Figure 3: The Heatmap Generation form

The Heatmap Generation form contains two textboxes, one each for the query and reference sequences and an expandable settings panel. The settings panel can be expanded/collapsed by clicking the "+ Settings" hyperlink and furthermore, each subsection can be expanded/collapsed by clicking on the "+ General", "+ Alignment Parameters", "+ Heatmap Generation" text hyperlinks.

Settings - General:

Draw CDS: If a RefSeq accession query is given, the coding sequence (CDS) of the query sequence will be shown on the final heatmap.

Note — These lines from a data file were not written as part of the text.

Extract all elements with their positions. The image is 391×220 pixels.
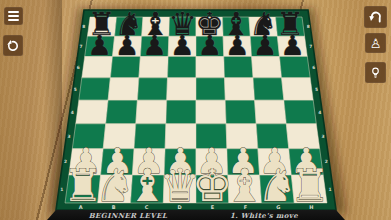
rank-label-right-3: 3	[321, 134, 324, 139]
rank-label-right-5: 5	[315, 87, 318, 92]
chess-board: ABCDEFGH1122334455667788♜♞♝♛♚♝♞♜♟♟♟♟♟♟♟♟…	[0, 0, 391, 220]
rank-label-left-7: 7	[80, 44, 83, 49]
menu-button[interactable]	[4, 7, 23, 25]
square-d5[interactable]	[167, 78, 196, 100]
rank-label-right-8: 8	[307, 24, 310, 29]
square-e4[interactable]	[196, 100, 226, 124]
black-pawn-f7[interactable]: ♟	[225, 30, 250, 61]
square-a4[interactable]	[76, 100, 108, 124]
difficulty-level-label: BEGINNER LEVEL	[89, 211, 167, 220]
square-b4[interactable]	[106, 100, 138, 124]
rank-label-left-3: 3	[67, 134, 70, 139]
black-pawn-e7[interactable]: ♟	[198, 30, 223, 61]
restart-button[interactable]	[3, 35, 23, 56]
move-status-label: 1. White's move	[230, 211, 298, 220]
undo-button[interactable]	[364, 6, 387, 28]
black-pawn-b7[interactable]: ♟	[115, 30, 140, 61]
rank-label-left-5: 5	[74, 87, 77, 92]
hamburger-icon	[8, 11, 19, 21]
restart-icon	[5, 37, 21, 54]
square-f5[interactable]	[225, 78, 255, 100]
rank-label-right-6: 6	[312, 65, 315, 70]
square-c4[interactable]	[136, 100, 167, 124]
black-pawn-d7[interactable]: ♟	[170, 30, 195, 61]
square-g5[interactable]	[253, 78, 284, 100]
rank-label-right-7: 7	[309, 44, 312, 49]
square-c5[interactable]	[137, 78, 167, 100]
square-b5[interactable]	[108, 78, 139, 100]
square-h5[interactable]	[282, 78, 314, 100]
square-a5[interactable]	[79, 78, 111, 100]
hint-button[interactable]	[365, 62, 386, 83]
rank-label-left-4: 4	[71, 110, 74, 115]
black-pawn-h7[interactable]: ♟	[280, 30, 305, 61]
lightbulb-icon	[368, 65, 383, 81]
rank-label-left-8: 8	[82, 24, 85, 29]
square-e5[interactable]	[196, 78, 225, 100]
chess-app-screen: ABCDEFGH1122334455667788♜♞♝♛♚♝♞♜♟♟♟♟♟♟♟♟…	[0, 0, 391, 220]
square-f4[interactable]	[225, 100, 256, 124]
undo-arrow-icon	[367, 9, 385, 26]
square-d4[interactable]	[166, 100, 196, 124]
black-pawn-g7[interactable]: ♟	[253, 30, 278, 61]
square-g4[interactable]	[255, 100, 287, 124]
square-h4[interactable]	[284, 100, 316, 124]
black-pawn-c7[interactable]: ♟	[142, 30, 167, 61]
side-select-button[interactable]: ♙	[365, 33, 386, 53]
black-pawn-a7[interactable]: ♟	[87, 30, 112, 61]
rank-label-right-4: 4	[318, 110, 321, 115]
pawn-icon: ♙	[370, 37, 382, 50]
white-rook-h1[interactable]: ♜	[289, 159, 329, 212]
rank-label-left-6: 6	[77, 65, 80, 70]
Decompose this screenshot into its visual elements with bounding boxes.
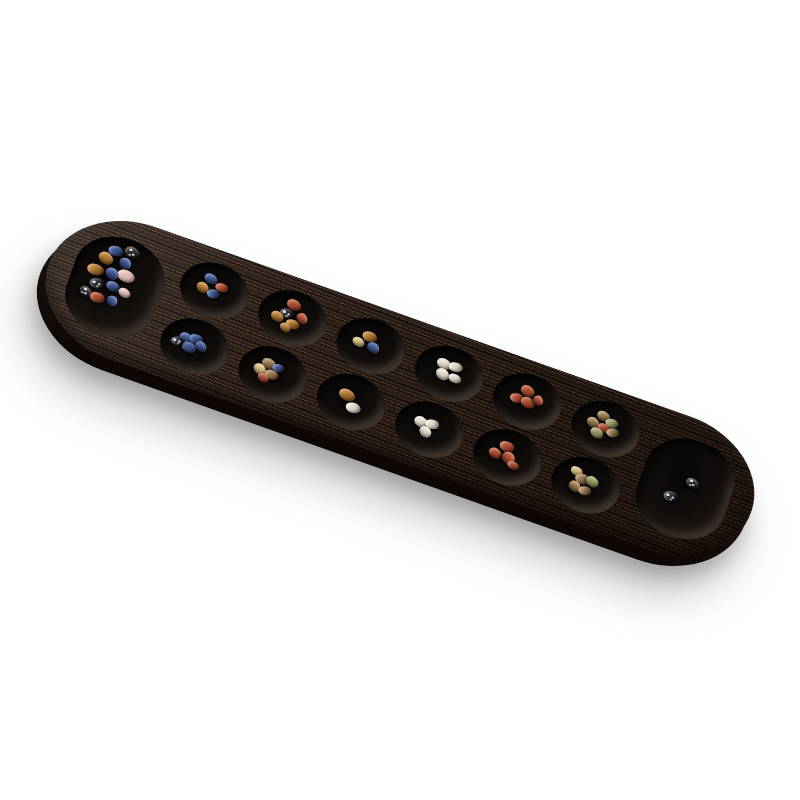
- gem-stone-sodalite: [103, 266, 121, 281]
- gem-stone-tiger-eye: [337, 387, 358, 404]
- pit-b1[interactable]: [153, 309, 237, 384]
- gem-stone-snowflake-obsidian: [88, 277, 105, 289]
- gem-stone-rose-quartz: [116, 286, 133, 300]
- pit-b2[interactable]: [231, 337, 315, 412]
- gem-stone-sodalite: [365, 341, 382, 355]
- gem-stone-snowflake-obsidian: [683, 476, 701, 491]
- gem-stone-rose-quartz: [116, 268, 137, 285]
- gem-stone-sodalite: [118, 257, 133, 269]
- gem-stone-sodalite: [106, 295, 118, 306]
- pit-t1[interactable]: [173, 254, 257, 329]
- gem-stone-snowflake-obsidian: [662, 491, 679, 502]
- pit-b3[interactable]: [309, 365, 393, 440]
- product-photo-scene: [0, 0, 800, 800]
- pit-t4[interactable]: [407, 336, 491, 411]
- gem-stone-red-jasper: [506, 460, 520, 471]
- board-top-face: [25, 197, 774, 578]
- gem-stone-white-stone: [447, 372, 462, 384]
- pit-b5[interactable]: [465, 420, 549, 495]
- pit-b4[interactable]: [387, 392, 471, 467]
- pit-grid: [146, 249, 654, 527]
- pit-t6[interactable]: [563, 392, 647, 467]
- pit-t2[interactable]: [251, 281, 335, 356]
- gem-stone-tiger-eye: [87, 263, 104, 276]
- pit-t5[interactable]: [485, 364, 569, 439]
- pit-t3[interactable]: [329, 309, 413, 384]
- gem-stone-white-stone: [448, 362, 463, 372]
- gem-stone-leopard-jasper: [605, 427, 621, 438]
- gem-stone-red-jasper: [89, 291, 105, 304]
- pit-b6[interactable]: [543, 448, 627, 523]
- mancala-board: [25, 197, 774, 578]
- gem-stone-white-stone: [346, 402, 362, 413]
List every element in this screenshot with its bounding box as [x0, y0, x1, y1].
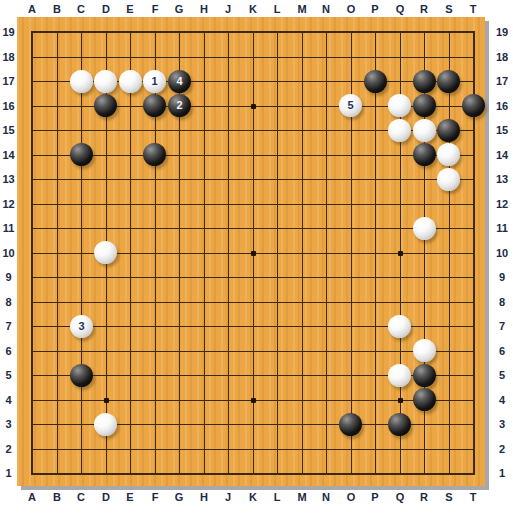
row-label-left-13: 13: [0, 171, 17, 187]
col-label-d: D: [96, 1, 116, 17]
col-label-o: O: [341, 1, 361, 17]
stone-black-d16: [94, 94, 117, 117]
col-label-g: G: [169, 489, 189, 505]
goban[interactable]: 14253: [17, 17, 485, 486]
stone-black-s17: [437, 70, 460, 93]
row-label-right-18: 18: [492, 49, 512, 65]
col-label-r: R: [414, 489, 434, 505]
stone-white-c7: 3: [70, 315, 93, 338]
row-label-left-7: 7: [0, 318, 17, 334]
move-number: 3: [78, 315, 84, 338]
row-label-right-12: 12: [492, 196, 512, 212]
stone-black-f14: [143, 143, 166, 166]
col-label-f: F: [145, 1, 165, 17]
stone-white-s13: [437, 168, 460, 191]
col-label-g: G: [169, 1, 189, 17]
col-label-h: H: [194, 489, 214, 505]
col-label-l: L: [267, 1, 287, 17]
row-label-left-15: 15: [0, 122, 17, 138]
move-number: 2: [176, 94, 182, 117]
stone-white-s14: [437, 143, 460, 166]
stone-black-g16: 2: [168, 94, 191, 117]
col-label-m: M: [292, 489, 312, 505]
col-label-q: Q: [390, 1, 410, 17]
row-label-left-14: 14: [0, 147, 17, 163]
row-label-left-5: 5: [0, 367, 17, 383]
stone-white-c17: [70, 70, 93, 93]
stone-black-s15: [437, 119, 460, 142]
col-label-t: T: [463, 1, 483, 17]
row-label-left-19: 19: [0, 24, 17, 40]
col-label-a: A: [22, 489, 42, 505]
col-label-j: J: [218, 1, 238, 17]
stone-black-f16: [143, 94, 166, 117]
stone-white-q16: [388, 94, 411, 117]
row-label-right-6: 6: [492, 343, 512, 359]
stone-white-f17: 1: [143, 70, 166, 93]
stone-white-r6: [413, 339, 436, 362]
col-label-h: H: [194, 1, 214, 17]
stone-black-r5: [413, 364, 436, 387]
star-point-k16: [251, 104, 256, 109]
stone-white-o16: 5: [339, 94, 362, 117]
stone-black-g17: 4: [168, 70, 191, 93]
row-label-right-1: 1: [492, 465, 512, 481]
star-point-d4: [104, 398, 109, 403]
stone-white-d17: [94, 70, 117, 93]
row-label-left-4: 4: [0, 392, 17, 408]
row-label-right-14: 14: [492, 147, 512, 163]
col-label-j: J: [218, 489, 238, 505]
stone-black-o3: [339, 413, 362, 436]
star-point-q10: [398, 251, 403, 256]
row-label-right-3: 3: [492, 416, 512, 432]
move-number: 4: [176, 70, 182, 93]
col-label-o: O: [341, 489, 361, 505]
row-label-right-17: 17: [492, 73, 512, 89]
row-label-left-9: 9: [0, 269, 17, 285]
col-label-p: P: [365, 1, 385, 17]
row-label-right-10: 10: [492, 245, 512, 261]
stone-black-r16: [413, 94, 436, 117]
row-label-left-2: 2: [0, 441, 17, 457]
col-label-c: C: [71, 489, 91, 505]
go-diagram: 14253 ABCDEFGHJKLMNOPQRST ABCDEFGHJKLMNO…: [0, 0, 513, 514]
col-label-e: E: [120, 489, 140, 505]
col-label-c: C: [71, 1, 91, 17]
stone-white-q5: [388, 364, 411, 387]
stone-white-r11: [413, 217, 436, 240]
stone-white-q15: [388, 119, 411, 142]
stone-black-t16: [462, 94, 485, 117]
star-point-k4: [251, 398, 256, 403]
stone-black-p17: [364, 70, 387, 93]
col-label-s: S: [439, 1, 459, 17]
stone-black-r17: [413, 70, 436, 93]
row-label-right-19: 19: [492, 24, 512, 40]
row-label-left-6: 6: [0, 343, 17, 359]
row-label-left-18: 18: [0, 49, 17, 65]
col-label-l: L: [267, 489, 287, 505]
col-label-d: D: [96, 489, 116, 505]
col-label-f: F: [145, 489, 165, 505]
row-label-right-11: 11: [492, 220, 512, 236]
row-label-left-11: 11: [0, 220, 17, 236]
col-label-k: K: [243, 489, 263, 505]
row-label-right-9: 9: [492, 269, 512, 285]
col-label-s: S: [439, 489, 459, 505]
move-number: 5: [347, 94, 353, 117]
stone-white-d10: [94, 241, 117, 264]
col-label-n: N: [316, 489, 336, 505]
col-label-b: B: [47, 489, 67, 505]
row-label-right-15: 15: [492, 122, 512, 138]
col-label-e: E: [120, 1, 140, 17]
row-label-right-5: 5: [492, 367, 512, 383]
row-label-right-13: 13: [492, 171, 512, 187]
stone-black-r14: [413, 143, 436, 166]
row-label-left-16: 16: [0, 98, 17, 114]
col-label-n: N: [316, 1, 336, 17]
row-label-left-17: 17: [0, 73, 17, 89]
row-label-left-10: 10: [0, 245, 17, 261]
col-label-t: T: [463, 489, 483, 505]
star-point-k10: [251, 251, 256, 256]
row-label-right-7: 7: [492, 318, 512, 334]
row-label-right-8: 8: [492, 294, 512, 310]
row-label-left-3: 3: [0, 416, 17, 432]
stone-black-c5: [70, 364, 93, 387]
row-label-right-2: 2: [492, 441, 512, 457]
stone-white-d3: [94, 413, 117, 436]
col-label-r: R: [414, 1, 434, 17]
stone-white-e17: [119, 70, 142, 93]
col-label-p: P: [365, 489, 385, 505]
row-label-left-12: 12: [0, 196, 17, 212]
col-label-k: K: [243, 1, 263, 17]
stone-black-c14: [70, 143, 93, 166]
star-point-q4: [398, 398, 403, 403]
stone-white-q7: [388, 315, 411, 338]
col-label-a: A: [22, 1, 42, 17]
col-label-q: Q: [390, 489, 410, 505]
stone-white-r15: [413, 119, 436, 142]
col-label-m: M: [292, 1, 312, 17]
stone-black-r4: [413, 388, 436, 411]
row-label-left-1: 1: [0, 465, 17, 481]
row-label-right-4: 4: [492, 392, 512, 408]
stone-black-q3: [388, 413, 411, 436]
row-label-left-8: 8: [0, 294, 17, 310]
col-label-b: B: [47, 1, 67, 17]
row-label-right-16: 16: [492, 98, 512, 114]
move-number: 1: [151, 70, 157, 93]
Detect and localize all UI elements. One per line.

Locate uORFs: If a RefSeq accession query is given, any uORFs matching the entered parameters will be shown on the final heatmap. The parameters allow the user to modify the minimum and maximum size of a uORF as well as how many nucleotides into the CDS a uORF is allowed.

Marked Regions: The marked regions section allows you to specify domains and give them descriptions. At the moment, the descriptions aren't added to the final heatmap, so they are only useful to keep track of what has been entered. To specify a region/domain type in the start and end nucleotides in the two boxes below the small "Region:" caption. A description of the region may be entered in the box below the "Description:" caption. Press the "<< Add" button to add the domain. You can remove added domains by selecting them (use Shift or Ctrl to select multiple: Shift for ranges, Ctrl to select multiple individuals), and clicking the "Remove >>" button. The domains will show up as black bars on the heatmap.

Settings - Alignment:

Standard parameters of any sequence alignment. The "Nucleotide Match:" and "Nucleotide Mismatch:" parameters specify the reward and penalty for nucleotide matches/mismatches, while "Gap Existence Penalty:" and "Gap Extension Penalty:" specify the penalties for the opening and extension of gaps in the alignment.

Settings - Heatmap Generation:

Gradient Options: The gradient options allow users to modify the reference colour (heat) gradient from which heatmaps are generated. Placing a value beneath a colour associates that colour with the (sequence) percentage identity of the value, and colours for inbetween values are linearly interpolated. Threshold values can be created by using values other than 0 and 100 at the extremes.

Window Size: This value allows users to change the size of the window used to to calculate the percentage sequence identity surrounding a nucleotide. Smaller values give greater resolution, while large values allow overall trends to be seen.

Heatmap Width: This option specifies the width (in pixels) of the heatmap uPEPperoni produces.

Acknowledgements

The authors of uPEPperoni would like to thank Prof. Ziheng Yang for his permission to include libraries generated from his PAML source code.

References

Yang, Z. 2007. PAML 4: a program package for phylogenetic analysis by maximum likelihood. Molecular Biology and Evolution 24: 1586-1591.

Yang, Z., and R. Nielsen. 2000. Estimating synonymous and nonsynonymous substitution rates under realistic evolutionary models. Molecular Biology and Evolution 17: 32-43.